15 General Overview
Interest in regional anesthesia procedures in pediatric anesthesia has increased significantly in recent years. Due in part to the spread of ultrasonography, peripheral regional anesthesia is increasingly performed in children. In principle, all peripheral regional procedures that are known in adult anesthesia are possible in pediatric patients. But the smaller the child, the higher are the requirements for handling, the material used, and knowledge of the specific physiological, anatomical, and pharmacological characteristics of these patients.
Local anesthetic toxicity.
In children up to the age of 6 months, there is an increased risk of toxic complications after administration of local anesthetics (Berde 1992). Local anesthetics of the amide type are weak bases and are bound mainly to proteins in plasma. There is more than 90% binding of bupivacaine, ropivacaine, and levobupivacaine to alpha 1-acid glycoprotein and albumin in the serum. The free, unbound fraction of the local anesthetic is responsible for the pharmacological, but also for the toxic effects on the heart and central nervous system. In children under 6 months, plasma concentrations of the abovementioned proteins are still low, so that higher levels of free local anesthetic may result in the serum.
Amino amide local anesthetics are metabolized by the hepatic cytochrome P450 system. But enzyme activity in children reaches the levels of adult patients only after the age of 1 year.
Due to the immaturity of the P450 system in infants, there is limited clearance of local anesthetics of the amide type with the risk of accumulation. In addition, due to their higher total body water, newborns and infants have a larger distribution volume and a longer elimination half-life than children and adults (Suresh and Wheeler 2002).
Continuous peripheral regional anesthesia offers great advantages in terms of effective postoperative pain management. Nevertheless, elevated plasma levels with dangerous accumulation of local anesthetics can occur due to the mechanisms described here.
Short duration of action.
Owing to the smaller diameter and the still incomplete myelination of the nerve fibers in children up to toddler age, lower local anesthetic concentrations than required for adults are sufficient for a successful block. However, the duration of the regional anesthesia is shorter than in adults due to higher cardiac output and the associated rapid systemic absorption.
The plasma concentrations of the local anesthetics that can lead to toxic reactions are largely unknown in children. For this reason especially in children, the recommended local anesthetic dosage limits should not be exceeded (Table 15.1). The maximum quantity of local anesthetic must be calculated based on the body weight of children, and only that amount should be drawn up into a syringe to prevent accidental overdose.
Main indication: postoperative analgesia.
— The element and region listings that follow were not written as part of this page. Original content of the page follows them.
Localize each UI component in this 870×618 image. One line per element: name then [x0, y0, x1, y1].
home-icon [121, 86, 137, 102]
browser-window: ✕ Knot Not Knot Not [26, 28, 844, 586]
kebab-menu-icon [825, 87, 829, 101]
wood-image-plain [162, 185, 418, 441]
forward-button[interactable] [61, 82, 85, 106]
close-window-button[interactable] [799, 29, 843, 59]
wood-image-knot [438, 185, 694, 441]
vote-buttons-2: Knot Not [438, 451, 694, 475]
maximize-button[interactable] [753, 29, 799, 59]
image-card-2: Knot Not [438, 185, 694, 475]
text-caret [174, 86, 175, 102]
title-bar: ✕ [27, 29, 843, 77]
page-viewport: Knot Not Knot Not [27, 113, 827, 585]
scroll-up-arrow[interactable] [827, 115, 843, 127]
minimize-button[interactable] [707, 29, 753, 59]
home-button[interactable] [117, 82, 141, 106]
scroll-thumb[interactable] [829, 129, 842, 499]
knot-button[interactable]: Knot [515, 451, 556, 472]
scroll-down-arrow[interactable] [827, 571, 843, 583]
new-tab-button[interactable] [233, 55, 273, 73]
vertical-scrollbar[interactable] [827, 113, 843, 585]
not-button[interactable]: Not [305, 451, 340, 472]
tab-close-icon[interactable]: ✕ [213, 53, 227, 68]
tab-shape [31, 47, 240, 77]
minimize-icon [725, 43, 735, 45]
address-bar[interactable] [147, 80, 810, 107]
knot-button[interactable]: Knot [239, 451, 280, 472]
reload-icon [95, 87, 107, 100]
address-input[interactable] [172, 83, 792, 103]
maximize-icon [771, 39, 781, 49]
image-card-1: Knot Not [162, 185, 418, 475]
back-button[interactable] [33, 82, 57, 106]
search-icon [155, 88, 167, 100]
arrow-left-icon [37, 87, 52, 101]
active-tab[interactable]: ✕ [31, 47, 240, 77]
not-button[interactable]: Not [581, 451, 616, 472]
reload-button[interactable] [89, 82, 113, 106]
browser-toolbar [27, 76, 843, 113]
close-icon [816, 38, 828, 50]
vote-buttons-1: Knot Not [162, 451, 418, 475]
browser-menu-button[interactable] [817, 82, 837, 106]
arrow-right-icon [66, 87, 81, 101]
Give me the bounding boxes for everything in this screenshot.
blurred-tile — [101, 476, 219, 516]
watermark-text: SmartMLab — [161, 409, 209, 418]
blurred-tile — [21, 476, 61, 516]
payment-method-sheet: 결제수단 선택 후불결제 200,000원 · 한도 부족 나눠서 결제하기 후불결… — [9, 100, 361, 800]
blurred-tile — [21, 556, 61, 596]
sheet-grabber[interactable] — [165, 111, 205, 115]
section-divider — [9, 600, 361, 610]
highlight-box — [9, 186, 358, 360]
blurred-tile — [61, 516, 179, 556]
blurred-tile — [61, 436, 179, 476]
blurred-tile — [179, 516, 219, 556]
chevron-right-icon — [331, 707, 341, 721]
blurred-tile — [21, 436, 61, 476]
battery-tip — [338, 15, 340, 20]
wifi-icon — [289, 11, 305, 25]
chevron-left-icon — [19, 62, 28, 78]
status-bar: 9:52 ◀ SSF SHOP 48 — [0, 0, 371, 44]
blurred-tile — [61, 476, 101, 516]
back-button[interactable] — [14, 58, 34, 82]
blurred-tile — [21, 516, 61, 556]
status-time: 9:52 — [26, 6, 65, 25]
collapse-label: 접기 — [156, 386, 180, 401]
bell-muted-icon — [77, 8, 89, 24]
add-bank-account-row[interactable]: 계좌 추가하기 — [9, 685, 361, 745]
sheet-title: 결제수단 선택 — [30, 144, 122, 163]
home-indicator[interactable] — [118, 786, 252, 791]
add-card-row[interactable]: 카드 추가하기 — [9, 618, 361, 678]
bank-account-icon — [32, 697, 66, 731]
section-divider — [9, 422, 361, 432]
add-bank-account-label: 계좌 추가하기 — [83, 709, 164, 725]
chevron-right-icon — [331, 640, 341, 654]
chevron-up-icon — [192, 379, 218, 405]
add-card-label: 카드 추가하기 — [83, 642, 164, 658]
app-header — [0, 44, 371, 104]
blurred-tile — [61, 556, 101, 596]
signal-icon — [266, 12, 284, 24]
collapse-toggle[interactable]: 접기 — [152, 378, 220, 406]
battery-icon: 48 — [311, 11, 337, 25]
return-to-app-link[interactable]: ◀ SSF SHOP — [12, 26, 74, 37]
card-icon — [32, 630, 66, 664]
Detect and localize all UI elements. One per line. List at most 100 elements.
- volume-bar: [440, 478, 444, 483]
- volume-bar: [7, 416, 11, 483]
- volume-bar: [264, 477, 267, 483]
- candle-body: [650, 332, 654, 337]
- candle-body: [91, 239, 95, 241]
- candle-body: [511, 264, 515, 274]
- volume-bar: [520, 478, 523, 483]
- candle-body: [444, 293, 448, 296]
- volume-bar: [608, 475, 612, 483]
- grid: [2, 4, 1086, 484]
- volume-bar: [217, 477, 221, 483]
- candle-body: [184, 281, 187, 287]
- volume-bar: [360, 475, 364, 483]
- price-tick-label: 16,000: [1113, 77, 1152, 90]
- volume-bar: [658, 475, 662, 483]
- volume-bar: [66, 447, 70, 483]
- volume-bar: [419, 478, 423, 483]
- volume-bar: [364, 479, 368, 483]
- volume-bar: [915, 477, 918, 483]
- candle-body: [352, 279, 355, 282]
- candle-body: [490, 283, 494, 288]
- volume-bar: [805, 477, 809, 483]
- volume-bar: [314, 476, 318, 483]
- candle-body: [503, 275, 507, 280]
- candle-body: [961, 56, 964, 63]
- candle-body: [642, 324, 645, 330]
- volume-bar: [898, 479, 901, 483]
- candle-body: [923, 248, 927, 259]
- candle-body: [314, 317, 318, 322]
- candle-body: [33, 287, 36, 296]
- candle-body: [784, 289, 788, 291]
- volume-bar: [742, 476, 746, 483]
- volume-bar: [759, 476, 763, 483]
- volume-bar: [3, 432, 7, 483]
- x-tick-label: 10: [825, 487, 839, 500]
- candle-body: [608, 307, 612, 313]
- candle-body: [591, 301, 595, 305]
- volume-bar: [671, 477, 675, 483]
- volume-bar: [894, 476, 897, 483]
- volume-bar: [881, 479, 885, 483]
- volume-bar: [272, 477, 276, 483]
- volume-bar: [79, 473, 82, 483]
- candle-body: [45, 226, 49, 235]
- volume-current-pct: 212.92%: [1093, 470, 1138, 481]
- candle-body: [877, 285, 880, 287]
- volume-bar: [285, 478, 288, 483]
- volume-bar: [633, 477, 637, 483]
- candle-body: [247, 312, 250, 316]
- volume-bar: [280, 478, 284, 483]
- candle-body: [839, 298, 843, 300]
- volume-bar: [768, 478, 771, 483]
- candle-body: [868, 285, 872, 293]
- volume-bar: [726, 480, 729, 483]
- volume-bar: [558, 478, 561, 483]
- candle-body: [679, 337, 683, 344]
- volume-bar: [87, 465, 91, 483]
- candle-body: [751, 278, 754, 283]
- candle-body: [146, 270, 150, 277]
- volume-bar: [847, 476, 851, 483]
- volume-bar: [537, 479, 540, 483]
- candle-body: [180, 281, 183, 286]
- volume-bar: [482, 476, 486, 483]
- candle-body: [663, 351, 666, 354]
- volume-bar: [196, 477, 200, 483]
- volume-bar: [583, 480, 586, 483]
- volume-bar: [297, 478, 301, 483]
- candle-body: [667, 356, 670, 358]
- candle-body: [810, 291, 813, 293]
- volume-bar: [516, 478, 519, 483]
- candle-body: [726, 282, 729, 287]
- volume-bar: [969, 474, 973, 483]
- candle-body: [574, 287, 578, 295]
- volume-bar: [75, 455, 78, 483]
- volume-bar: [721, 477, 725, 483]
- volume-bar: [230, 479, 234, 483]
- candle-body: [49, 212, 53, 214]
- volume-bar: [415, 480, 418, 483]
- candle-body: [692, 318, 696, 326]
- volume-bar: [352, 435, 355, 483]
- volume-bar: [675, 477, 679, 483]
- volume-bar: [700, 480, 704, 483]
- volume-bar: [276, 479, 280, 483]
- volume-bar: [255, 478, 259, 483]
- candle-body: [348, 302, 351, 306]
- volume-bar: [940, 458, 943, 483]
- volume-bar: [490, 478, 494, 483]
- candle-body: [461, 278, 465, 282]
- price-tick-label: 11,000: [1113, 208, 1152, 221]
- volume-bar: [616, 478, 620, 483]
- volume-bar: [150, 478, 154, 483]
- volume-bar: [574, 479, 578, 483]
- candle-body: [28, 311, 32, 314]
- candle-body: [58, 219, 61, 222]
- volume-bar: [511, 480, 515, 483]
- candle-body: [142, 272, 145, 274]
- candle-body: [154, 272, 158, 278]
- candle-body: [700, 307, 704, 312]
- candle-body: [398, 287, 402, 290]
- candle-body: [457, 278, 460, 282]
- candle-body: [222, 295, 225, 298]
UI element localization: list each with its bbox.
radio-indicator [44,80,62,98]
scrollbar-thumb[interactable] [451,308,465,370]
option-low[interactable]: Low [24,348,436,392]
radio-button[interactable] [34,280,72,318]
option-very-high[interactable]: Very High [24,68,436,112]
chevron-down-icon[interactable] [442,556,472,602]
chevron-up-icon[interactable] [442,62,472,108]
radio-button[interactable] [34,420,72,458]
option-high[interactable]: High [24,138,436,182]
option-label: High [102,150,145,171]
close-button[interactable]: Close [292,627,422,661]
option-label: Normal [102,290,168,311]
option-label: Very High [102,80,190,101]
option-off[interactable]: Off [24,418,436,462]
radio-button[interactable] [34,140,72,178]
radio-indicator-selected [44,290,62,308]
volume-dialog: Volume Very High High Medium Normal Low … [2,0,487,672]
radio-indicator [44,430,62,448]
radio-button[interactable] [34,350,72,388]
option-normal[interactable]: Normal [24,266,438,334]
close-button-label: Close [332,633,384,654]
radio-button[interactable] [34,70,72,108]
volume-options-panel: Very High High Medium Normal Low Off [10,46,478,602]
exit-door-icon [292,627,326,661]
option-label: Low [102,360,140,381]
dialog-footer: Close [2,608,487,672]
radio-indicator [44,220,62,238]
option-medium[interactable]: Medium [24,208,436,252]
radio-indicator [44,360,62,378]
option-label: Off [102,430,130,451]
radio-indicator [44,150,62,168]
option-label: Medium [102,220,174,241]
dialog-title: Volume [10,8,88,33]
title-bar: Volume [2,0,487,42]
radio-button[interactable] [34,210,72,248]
The main indication for the use of regional anesthesia in children is postoperative analgesia. These procedures are therefore usually performed after induction of general anesthesia until about the age of 10 years. The use of peripheral regional anesthesia in children after general anesthesia is widely accepted and is even recommended (Dalens 2006, Taenzer et al 2014).
Without sedation or general anesthesia, children usually tolerate regional anesthesia inadequately or not at all. A movement at the “wrong time” can have devastating effects and provoke a faulty puncture or even a nerve lesion. On the other hand nerve blocks under sedation or general anesthesia involve the risk of undetected complications. Signs of puncture-induced nerve injury or intravascular injection are missing.